Llueve. Cada gota golpea el suelo con un incesante martilleo. El viento sopla con fuerza por entre los árboles, creando penetrantes silbidos cuando corre por entre las hojas. La calle esta desierta. No se oye ni un sonido. Es como si el tiempo se hubiese detenido, demasiado cobarde para luchar contra la oscuridad de la noche. De pronto, una figura aparece recortada bajo la luz de la luna. Camina deprisa, embozado en una capa para protegerse del lacerante frío. Sus dientes castañean y con cada pisada siente que sus pies son presa de fuertes punzadas. Mira al suelo, como si toda su atención la tuviesen los adoquines de la calle. La lluvia y el viento siguen arreciando con fuerza, calando el sombrero, la capa y hasta los huesos de nuestro caminante. Los elementos actúan como movidos por una fuerza que no es de este mundo. Crujen las ramas, el viento hace mover violentamente las contraventanas de las casas cercanas, y el pálido resplandor de la luna baña con su blanquecina luz la calle y, más al fondo, la mina del Jardín de los Peralta, sellada tiempo atrás. El hombre aprieta el paso conforme se acerca a la entrada de la mina, como presintiendo algo que está a punto de ocurrir. Hay algo en la atmósfera que le hace sentir escalofríos. Un desgarrador aullido, surgido de lo más profundo del alma humana, corta el aire con su espeluznante sonido. Pronto se transforma en quejidos lastimeros que el viento transporta a través de los árboles. La sangre se le cuaja al hombre en las venas. Por un momento, el miedo le paraliza, incapaz de dar un paso más. La fugaz idea de volver sobre sus pasos le pasa por la cabeza, pero la deshecha rápidamente. Los lamentos se acentúan cada vez más, pero esta vez acompañados por ruidos metálicos, de picos y hachas, como si alguien estuviese cavando en busca de un tesoro oculto. Haciendo un esfuerzo sobrehumano, el hombre consigue dar un paso y comienza a alejarse del lugar, mientras los lamentos, gritos y súplicas inundan la noche.

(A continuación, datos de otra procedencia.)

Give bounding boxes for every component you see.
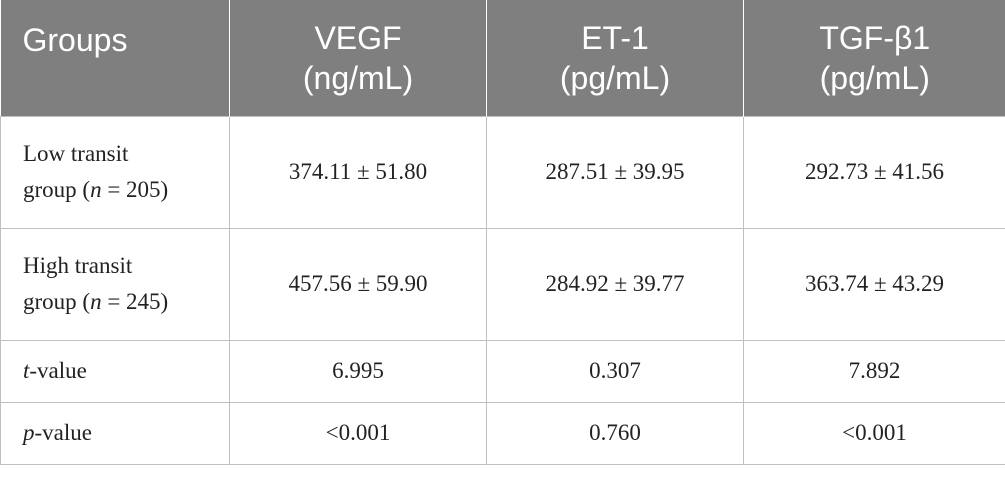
header-et1: ET-1 (pg/mL) (486, 0, 744, 116)
cell-tgfb1: 7.892 (743, 339, 1005, 403)
header-groups: Groups (0, 0, 230, 116)
row-label: High transit group (n = 245) (0, 227, 230, 341)
cell-et1: 0.760 (486, 401, 744, 465)
table-row-p-value: p-value <0.001 0.760 <0.001 (0, 401, 1005, 465)
header-tgfb1: TGF-β1 (pg/mL) (743, 0, 1005, 116)
row-label-line2: group (n = 245) (23, 284, 221, 320)
table-row-low-transit: Low transit group (n = 205) 374.11 ± 51.… (0, 115, 1005, 229)
row-label-line2: group (n = 205) (23, 172, 221, 208)
cell-tgfb1: <0.001 (743, 401, 1005, 465)
header-et1-unit: (pg/mL) (559, 59, 671, 96)
row-label-line1: High transit (23, 253, 133, 278)
cell-tgfb1: 363.74 ± 43.29 (743, 227, 1005, 341)
row-label-post: -value (29, 358, 87, 383)
row-label-post: -value (34, 420, 92, 445)
header-et1-name: ET-1 (581, 19, 649, 56)
cell-et1: 287.51 ± 39.95 (486, 115, 744, 229)
row-label-var: t (23, 358, 30, 383)
table-row-high-transit: High transit group (n = 245) 457.56 ± 59… (0, 227, 1005, 341)
table-row-t-value: t-value 6.995 0.307 7.892 (0, 339, 1005, 403)
row-label-var: n (90, 177, 102, 202)
table-body: Low transit group (n = 205) 374.11 ± 51.… (0, 115, 1005, 465)
row-label-var: n (90, 289, 102, 314)
header-tgfb1-unit: (pg/mL) (819, 59, 930, 96)
cell-vegf: 374.11 ± 51.80 (229, 115, 487, 229)
row-label-pre: group ( (23, 289, 91, 314)
row-label-post: = 245) (101, 289, 169, 314)
row-label: Low transit group (n = 205) (0, 115, 230, 229)
cell-vegf: 6.995 (229, 339, 487, 403)
header-vegf-unit: (ng/mL) (302, 59, 414, 96)
results-table: Groups VEGF (ng/mL) ET-1 (pg/mL) TGF-β1 … (0, 0, 1005, 465)
row-label: t-value (0, 339, 230, 403)
cell-tgfb1: 292.73 ± 41.56 (743, 115, 1005, 229)
header-vegf-name: VEGF (314, 19, 402, 56)
cell-et1: 0.307 (486, 339, 744, 403)
header-row: Groups VEGF (ng/mL) ET-1 (pg/mL) TGF-β1 … (0, 0, 1005, 116)
row-label-line1: Low transit (23, 141, 129, 166)
cell-et1: 284.92 ± 39.77 (486, 227, 744, 341)
row-label-var: p (23, 420, 35, 445)
cell-vegf: 457.56 ± 59.90 (229, 227, 487, 341)
header-vegf: VEGF (ng/mL) (229, 0, 487, 116)
row-label: p-value (0, 401, 230, 465)
row-label-post: = 205) (101, 177, 169, 202)
table-header: Groups VEGF (ng/mL) ET-1 (pg/mL) TGF-β1 … (0, 0, 1005, 116)
row-label-pre: group ( (23, 177, 91, 202)
cell-vegf: <0.001 (229, 401, 487, 465)
header-groups-label: Groups (22, 22, 128, 58)
header-tgfb1-name: TGF-β1 (819, 19, 931, 56)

Así comienza, aunque no de modo tan dramático, la leyenda de la calle de la Cueva.
La Calle del Marqués de Leganés se encuentra entre la calle de Libreros y la calle de San Bernardo.

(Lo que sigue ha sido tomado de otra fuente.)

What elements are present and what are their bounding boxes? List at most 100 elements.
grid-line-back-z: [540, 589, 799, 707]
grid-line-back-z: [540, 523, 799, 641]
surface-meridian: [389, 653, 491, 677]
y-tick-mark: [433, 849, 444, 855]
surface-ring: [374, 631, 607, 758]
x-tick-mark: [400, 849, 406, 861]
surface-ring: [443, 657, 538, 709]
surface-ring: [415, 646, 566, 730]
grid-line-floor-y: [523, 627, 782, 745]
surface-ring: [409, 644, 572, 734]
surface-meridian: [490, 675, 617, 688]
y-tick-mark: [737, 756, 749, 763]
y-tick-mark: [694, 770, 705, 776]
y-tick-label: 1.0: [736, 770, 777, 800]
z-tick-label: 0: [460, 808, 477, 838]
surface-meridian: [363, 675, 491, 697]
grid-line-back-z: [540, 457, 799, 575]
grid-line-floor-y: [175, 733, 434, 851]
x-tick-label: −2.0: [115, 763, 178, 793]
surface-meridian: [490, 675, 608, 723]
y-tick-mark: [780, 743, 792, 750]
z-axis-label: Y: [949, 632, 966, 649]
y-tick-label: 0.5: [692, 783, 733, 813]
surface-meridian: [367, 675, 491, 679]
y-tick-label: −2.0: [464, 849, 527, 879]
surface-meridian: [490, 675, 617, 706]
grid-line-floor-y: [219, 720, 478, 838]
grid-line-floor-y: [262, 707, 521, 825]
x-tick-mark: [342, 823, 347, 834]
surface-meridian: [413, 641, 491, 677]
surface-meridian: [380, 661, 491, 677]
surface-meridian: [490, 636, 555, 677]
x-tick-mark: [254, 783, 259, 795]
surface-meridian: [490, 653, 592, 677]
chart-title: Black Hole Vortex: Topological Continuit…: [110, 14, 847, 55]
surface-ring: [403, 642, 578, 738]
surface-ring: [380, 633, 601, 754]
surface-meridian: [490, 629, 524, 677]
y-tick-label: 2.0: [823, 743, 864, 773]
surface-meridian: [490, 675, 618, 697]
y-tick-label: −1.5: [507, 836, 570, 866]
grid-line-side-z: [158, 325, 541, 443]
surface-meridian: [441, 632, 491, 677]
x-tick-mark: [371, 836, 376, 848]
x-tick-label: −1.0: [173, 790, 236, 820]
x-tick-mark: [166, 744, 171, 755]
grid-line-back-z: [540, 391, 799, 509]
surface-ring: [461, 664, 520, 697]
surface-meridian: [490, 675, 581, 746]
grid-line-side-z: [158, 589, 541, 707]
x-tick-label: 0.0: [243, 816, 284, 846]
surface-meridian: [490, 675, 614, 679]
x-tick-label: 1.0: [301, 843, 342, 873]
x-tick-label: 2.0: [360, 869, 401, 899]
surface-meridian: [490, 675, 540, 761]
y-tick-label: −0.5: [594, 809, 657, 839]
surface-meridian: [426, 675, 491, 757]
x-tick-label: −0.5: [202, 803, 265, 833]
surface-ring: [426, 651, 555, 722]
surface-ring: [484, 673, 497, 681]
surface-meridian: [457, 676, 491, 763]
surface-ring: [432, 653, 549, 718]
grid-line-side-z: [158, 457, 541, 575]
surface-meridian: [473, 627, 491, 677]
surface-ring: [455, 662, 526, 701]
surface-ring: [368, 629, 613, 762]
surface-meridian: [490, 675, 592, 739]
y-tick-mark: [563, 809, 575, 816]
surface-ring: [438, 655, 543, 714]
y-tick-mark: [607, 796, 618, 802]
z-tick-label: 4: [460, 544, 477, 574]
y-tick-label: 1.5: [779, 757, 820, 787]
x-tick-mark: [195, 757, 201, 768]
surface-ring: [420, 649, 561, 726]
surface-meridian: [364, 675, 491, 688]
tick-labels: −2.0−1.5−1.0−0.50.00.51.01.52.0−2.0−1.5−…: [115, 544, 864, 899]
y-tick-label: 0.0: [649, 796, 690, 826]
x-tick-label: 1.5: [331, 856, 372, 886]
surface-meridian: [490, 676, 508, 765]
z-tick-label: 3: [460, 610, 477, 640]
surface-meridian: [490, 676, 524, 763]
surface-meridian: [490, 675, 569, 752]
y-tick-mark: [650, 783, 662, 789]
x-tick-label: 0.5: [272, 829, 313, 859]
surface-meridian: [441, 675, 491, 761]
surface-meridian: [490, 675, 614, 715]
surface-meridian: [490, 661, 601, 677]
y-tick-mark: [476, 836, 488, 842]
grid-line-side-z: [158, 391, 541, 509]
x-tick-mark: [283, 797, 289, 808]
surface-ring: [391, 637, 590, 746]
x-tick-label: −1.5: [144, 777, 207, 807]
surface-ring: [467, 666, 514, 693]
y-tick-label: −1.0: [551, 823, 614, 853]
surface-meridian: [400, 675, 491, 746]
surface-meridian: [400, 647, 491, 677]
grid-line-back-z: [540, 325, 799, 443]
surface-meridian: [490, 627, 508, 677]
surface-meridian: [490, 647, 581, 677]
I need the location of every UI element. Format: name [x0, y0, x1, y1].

En la Planimetría General figura como calle de los Aguadores. Se llamó primero calle de la Cueva.
Según la tradición, el nombre lo debía a una cueva que pertenecía a la Justa. Puede ser que la cueva fuera confundida con el pozo que pertenecía a una mujer llamada Justa. Otra versión cuenta que debajo del jardín de Alonso de Peralta había una mina, donde se oían gritos lastimosos por las noches, hasta el punto de infundir miedo a los que se acercaban allí.
Como se supusieron que eran los lamentos de algún alma en pena, se mandaron decir unas misas en el cercano convento de San Bernardo. Entonces doña Munia Ximénez, que acababa de fallecer, se apareció a uno de los frailes y le reveló que era su hija pequeña la que estaba en el fondo de la mina.

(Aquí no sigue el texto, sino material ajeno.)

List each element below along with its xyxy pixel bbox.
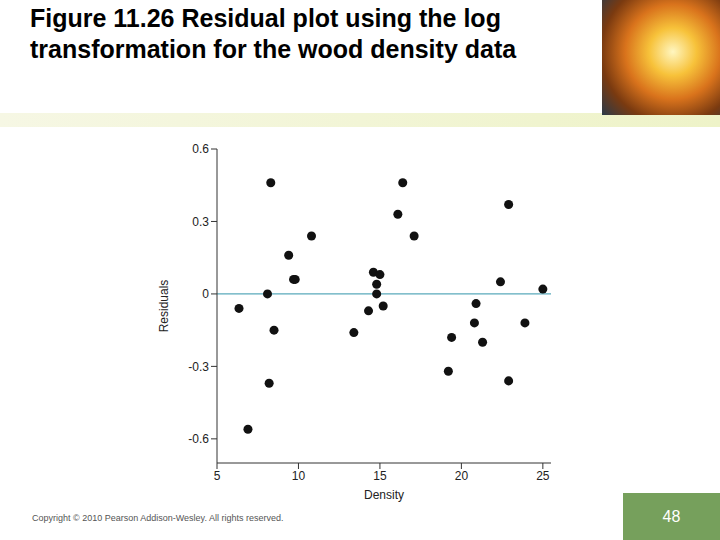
svg-text:25: 25 [536, 469, 550, 483]
svg-text:10: 10 [292, 469, 306, 483]
html-text:Figure 11.26 Residual plot usi: Figure 11.26 Residual plot using the log… [30, 4, 517, 63]
svg-text:15: 15 [373, 469, 387, 483]
html-text:48: 48 [662, 507, 681, 525]
svg-text:20: 20 [455, 469, 469, 483]
svg-text:Residuals: Residuals [157, 280, 171, 333]
svg-text:-0.3: -0.3 [188, 360, 209, 374]
svg-text:0.6: 0.6 [192, 142, 209, 156]
html-text:Copyright © 2010 Pearson Addis: Copyright © 2010 Pearson Addison-Wesley.… [32, 513, 284, 523]
svg-text:-0.6: -0.6 [188, 432, 209, 446]
svg-text:0: 0 [202, 287, 209, 301]
svg-text:5: 5 [214, 469, 221, 483]
svg-text:Density: Density [364, 488, 404, 502]
svg-text:0.3: 0.3 [192, 215, 209, 229]
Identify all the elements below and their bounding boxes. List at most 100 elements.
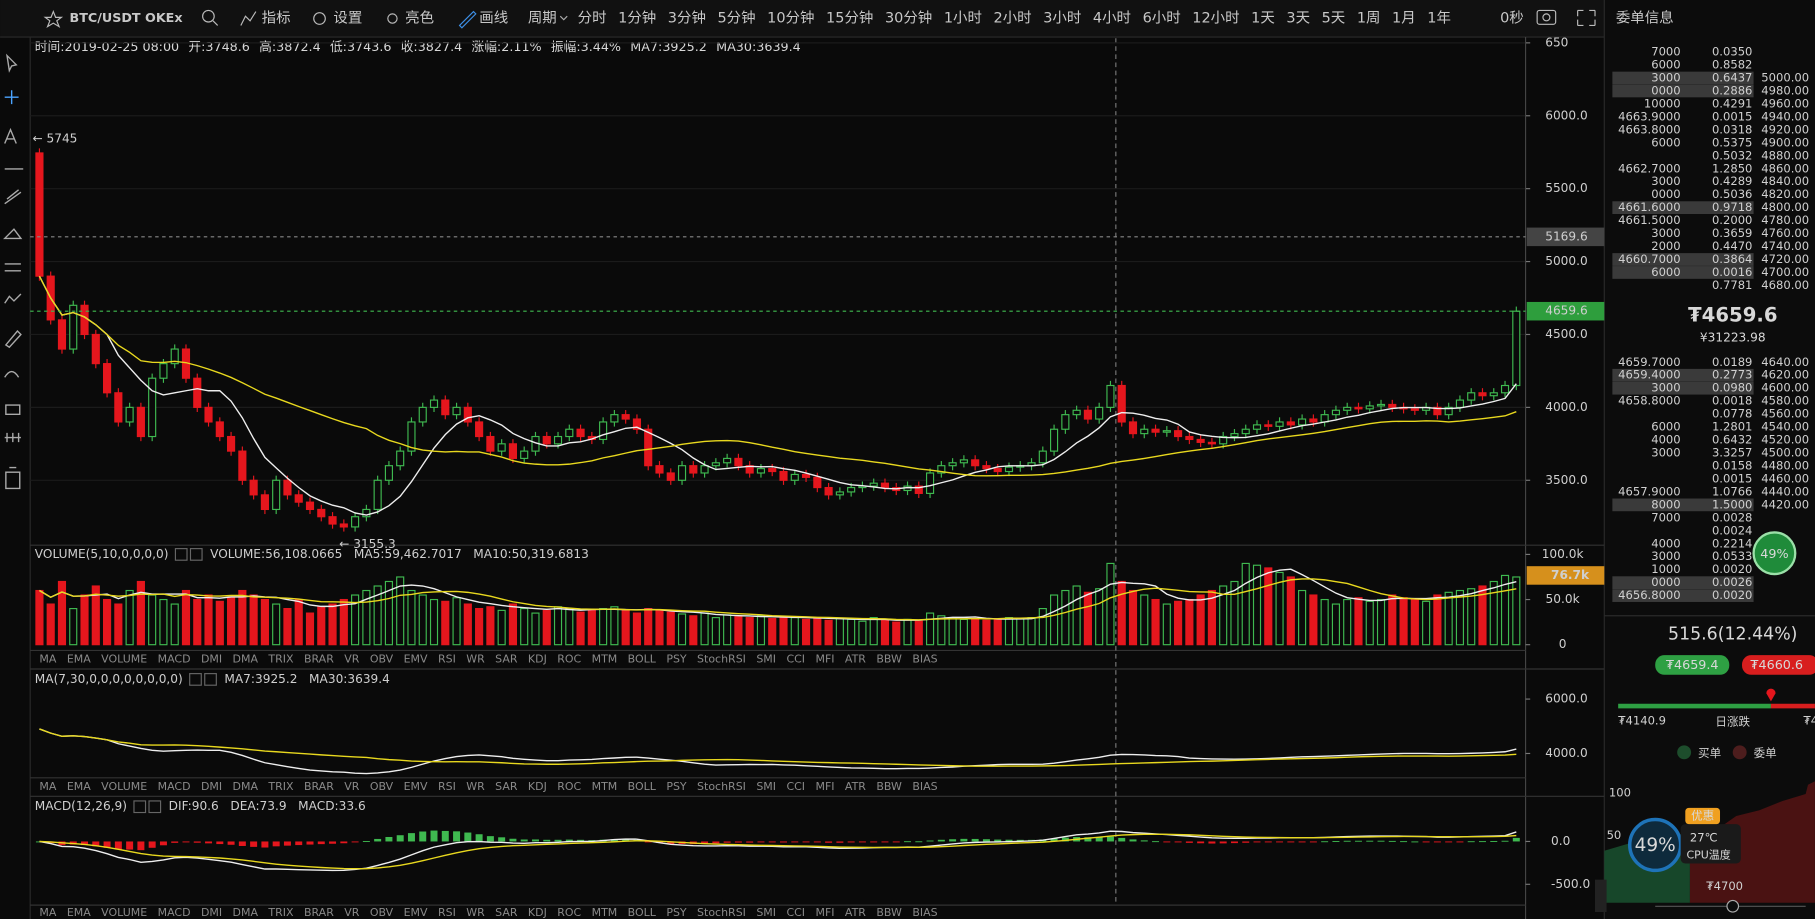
indicator-tab[interactable]: MFI <box>815 780 834 793</box>
menu-item[interactable]: 周期 <box>528 10 557 27</box>
indicator-tab[interactable]: BIAS <box>912 906 937 919</box>
indicator-tab[interactable]: WR <box>466 780 485 793</box>
interval[interactable]: 15分钟 <box>826 10 873 27</box>
indicator-tab[interactable]: DMI <box>201 906 222 919</box>
indicator-tab[interactable]: BOLL <box>628 780 657 793</box>
interval[interactable]: 5分钟 <box>717 10 755 27</box>
indicator-tab[interactable]: MTM <box>592 653 618 666</box>
indicator-tab[interactable]: MACD <box>158 906 191 919</box>
menu-item[interactable]: 指标 <box>262 10 291 27</box>
interval[interactable]: 4小时 <box>1093 10 1131 27</box>
indicator-tab[interactable]: OBV <box>370 653 394 666</box>
indicator-tab[interactable]: RSI <box>438 653 456 666</box>
indicator-tab[interactable]: TRIX <box>267 653 294 666</box>
interval[interactable]: 3天 <box>1286 11 1310 27</box>
indicator-tab[interactable]: DMI <box>201 653 222 666</box>
interval[interactable]: 1小时 <box>944 10 982 27</box>
indicator-tab[interactable]: BOLL <box>628 906 657 919</box>
interval[interactable]: 1年 <box>1427 10 1451 27</box>
indicator-tab[interactable]: MFI <box>815 653 834 666</box>
menu-item[interactable]: 画线 <box>479 10 508 27</box>
indicator-tab[interactable]: VOLUME <box>101 653 147 666</box>
interval[interactable]: 1天 <box>1251 11 1275 27</box>
buy-button[interactable] <box>1655 655 1730 675</box>
interval[interactable]: 5天 <box>1322 11 1346 27</box>
indicator-tab[interactable]: CCI <box>786 653 805 666</box>
indicator-tab[interactable]: StochRSI <box>697 653 746 666</box>
indicator-tab[interactable]: CCI <box>786 906 805 919</box>
interval[interactable]: 3小时 <box>1043 10 1081 27</box>
indicator-tab[interactable]: StochRSI <box>697 780 746 793</box>
indicator-tab[interactable]: DMA <box>233 780 259 793</box>
indicator-tab[interactable]: VR <box>344 906 360 919</box>
menu-item[interactable]: 设置 <box>333 10 362 27</box>
indicator-tab[interactable]: MA <box>39 780 56 793</box>
indicator-tab[interactable]: BRAR <box>304 906 334 919</box>
interval[interactable]: 6小时 <box>1143 10 1181 27</box>
indicator-tab[interactable]: TRIX <box>267 780 294 793</box>
indicator-tab[interactable]: KDJ <box>528 780 547 793</box>
indicator-tab[interactable]: EMV <box>404 780 428 793</box>
interval[interactable]: 1周 <box>1357 11 1381 27</box>
indicator-tab[interactable]: MFI <box>815 906 834 919</box>
interval[interactable]: 1月 <box>1392 11 1416 27</box>
interval[interactable]: 分时 <box>578 10 607 27</box>
indicator-tab[interactable]: DMI <box>201 780 222 793</box>
interval[interactable]: 2小时 <box>994 10 1032 27</box>
indicator-tab[interactable]: ROC <box>557 653 581 666</box>
indicator-tab[interactable]: SMI <box>756 906 776 919</box>
indicator-tab[interactable]: SAR <box>495 906 518 919</box>
indicator-tab[interactable]: MACD <box>158 780 191 793</box>
indicator-tab[interactable]: BIAS <box>912 653 937 666</box>
indicator-tab[interactable]: BBW <box>876 780 902 793</box>
interval[interactable]: 1分钟 <box>618 10 656 27</box>
indicator-tab[interactable]: MA <box>39 653 56 666</box>
interval[interactable]: 12小时 <box>1192 10 1239 27</box>
collapse-button[interactable] <box>1595 879 1607 913</box>
sell-button[interactable] <box>1742 655 1815 675</box>
indicator-tab[interactable]: EMA <box>67 906 91 919</box>
indicator-tab[interactable]: KDJ <box>528 906 547 919</box>
indicator-tab[interactable]: RSI <box>438 780 456 793</box>
indicator-tab[interactable]: VR <box>344 780 360 793</box>
indicator-tab[interactable]: SAR <box>495 780 518 793</box>
indicator-tab[interactable]: VOLUME <box>101 906 147 919</box>
indicator-tab[interactable]: BBW <box>876 653 902 666</box>
indicator-tab[interactable]: MTM <box>592 780 618 793</box>
indicator-tab[interactable]: MACD <box>158 653 191 666</box>
indicator-tab[interactable]: BIAS <box>912 780 937 793</box>
indicator-tab[interactable]: EMA <box>67 780 91 793</box>
indicator-tab[interactable]: ROC <box>557 780 581 793</box>
indicator-tab[interactable]: VR <box>344 653 360 666</box>
indicator-tab[interactable]: BBW <box>876 906 902 919</box>
indicator-tab[interactable]: KDJ <box>528 653 547 666</box>
indicator-tab[interactable]: PSY <box>666 653 687 666</box>
indicator-tab[interactable]: PSY <box>666 906 687 919</box>
indicator-tab[interactable]: SAR <box>495 653 518 666</box>
indicator-tab[interactable]: WR <box>466 906 485 919</box>
indicator-tab[interactable]: OBV <box>370 906 394 919</box>
interval[interactable]: 10分钟 <box>767 10 814 27</box>
indicator-tab[interactable]: SMI <box>756 780 776 793</box>
indicator-tab[interactable]: BRAR <box>304 653 334 666</box>
indicator-tab[interactable]: MTM <box>592 906 618 919</box>
indicator-tab[interactable]: BRAR <box>304 780 334 793</box>
indicator-tab[interactable]: DMA <box>233 906 259 919</box>
indicator-tab[interactable]: VOLUME <box>101 780 147 793</box>
indicator-tab[interactable]: WR <box>466 653 485 666</box>
indicator-tab[interactable]: SMI <box>756 653 776 666</box>
indicator-tab[interactable]: EMV <box>404 906 428 919</box>
indicator-tab[interactable]: DMA <box>233 653 259 666</box>
menu-item[interactable]: 亮色 <box>405 10 434 27</box>
indicator-tab[interactable]: TRIX <box>267 906 294 919</box>
indicator-tab[interactable]: PSY <box>666 780 687 793</box>
indicator-tab[interactable]: OBV <box>370 780 394 793</box>
interval[interactable]: 3分钟 <box>668 10 706 27</box>
indicator-tab[interactable]: EMA <box>67 653 91 666</box>
indicator-tab[interactable]: StochRSI <box>697 906 746 919</box>
indicator-tab[interactable]: ROC <box>557 906 581 919</box>
indicator-tab[interactable]: EMV <box>404 653 428 666</box>
indicator-tab[interactable]: CCI <box>786 780 805 793</box>
indicator-tab[interactable]: ATR <box>845 653 866 666</box>
indicator-tab[interactable]: ATR <box>845 780 866 793</box>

La niña era hija a su vez de don Gonzalo de Pico, Comendador de la Orden de Alcántara, quien había sido asesinado unos meses atrás, cerca del portillo de Santo Domingo y de quien se decía que tenía oculto un tesoro en la mina.
Por este motivo, un pariente suyo bajó en secreto a buscar el citado tesoro acompañado de la hija del comendador, que sabía el paradero del mismo, pero a la salida se hundió parte de la mina y sepultó a la niña.
Gracias a las revelaciones de su madre se pudo encontrar su cadáver, siendo enterrada junto a sus padres.
En 1894 recibió el nombre de Marqués de Leganés, por el cercano palacio de Altamira, propiedad del marqués de Leganés y conde de Altamira.